Chaim Weizmann has attained the distinction of an elder statesman of the world. Along with Winston Churchill, who is one year younger, Weizmann belongs to the handful of leaders whose careers reach back to the great war of 1914-18 and beyond it to an age which now seems distant and strange to the point of unreality. He has become the unique symbol, both official and popular, and for Gentile as well as for Jew, of the political rebirth of an ancient people, the head of a veritable phoenix. Not only is Chaim Weizmann the first president of the first Jewish state in nearly two thousand years, but he holds that position quite inevitably. The choice of anyone else would have been almost unnatural.
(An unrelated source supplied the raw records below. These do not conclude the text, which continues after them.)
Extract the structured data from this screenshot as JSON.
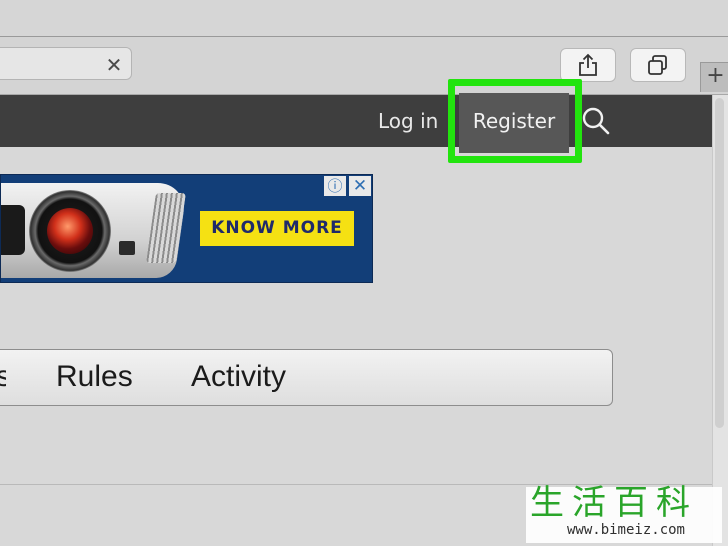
{
  "browser": {
    "address_clear_glyph": "✕",
    "new_tab_glyph": "+",
    "share_icon": "share-icon",
    "tabs_icon": "tabs-icon"
  },
  "site_nav": {
    "login_label": "Log in",
    "register_label": "Register",
    "search_icon": "search-icon",
    "background_color": "#3e3e3e",
    "highlight_color": "#22e40e"
  },
  "ad": {
    "cta_label": "KNOW MORE",
    "info_glyph": "ⓘ",
    "close_glyph": "✕",
    "background_color": "#123e78",
    "cta_color": "#f5e113"
  },
  "page_tabs": {
    "items": [
      {
        "label": "s"
      },
      {
        "label": "Rules"
      },
      {
        "label": "Activity"
      }
    ]
  },
  "watermark": {
    "logo_text": "生活百科",
    "url": "www.bimeiz.com"
  }
}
The publication of the autobiography of such a man is an important event; doubly so in this case, since Weizmann has written very little before, although he has spoken much on the public platform and in private conference. But it is difficult to spell out Weizmann in Trial and Error. For the book is not a spiritual autobiography in the manner of St. Augustine, Jean-Jacques Rousseau, John Stuart Mill, or even our own contemporary Bernard Berenson, who wrote their lives as “confessions.” Nor is Trial and Error the traditional “life and letters” that illumines the past and every actor in it by a sheer mass of recorded conversations, “minutes,” memoranda, and exchanges of correspondence. From the dullest of such biographies we learn much, and from the longest-winded of them the most. They are of the stuff of history.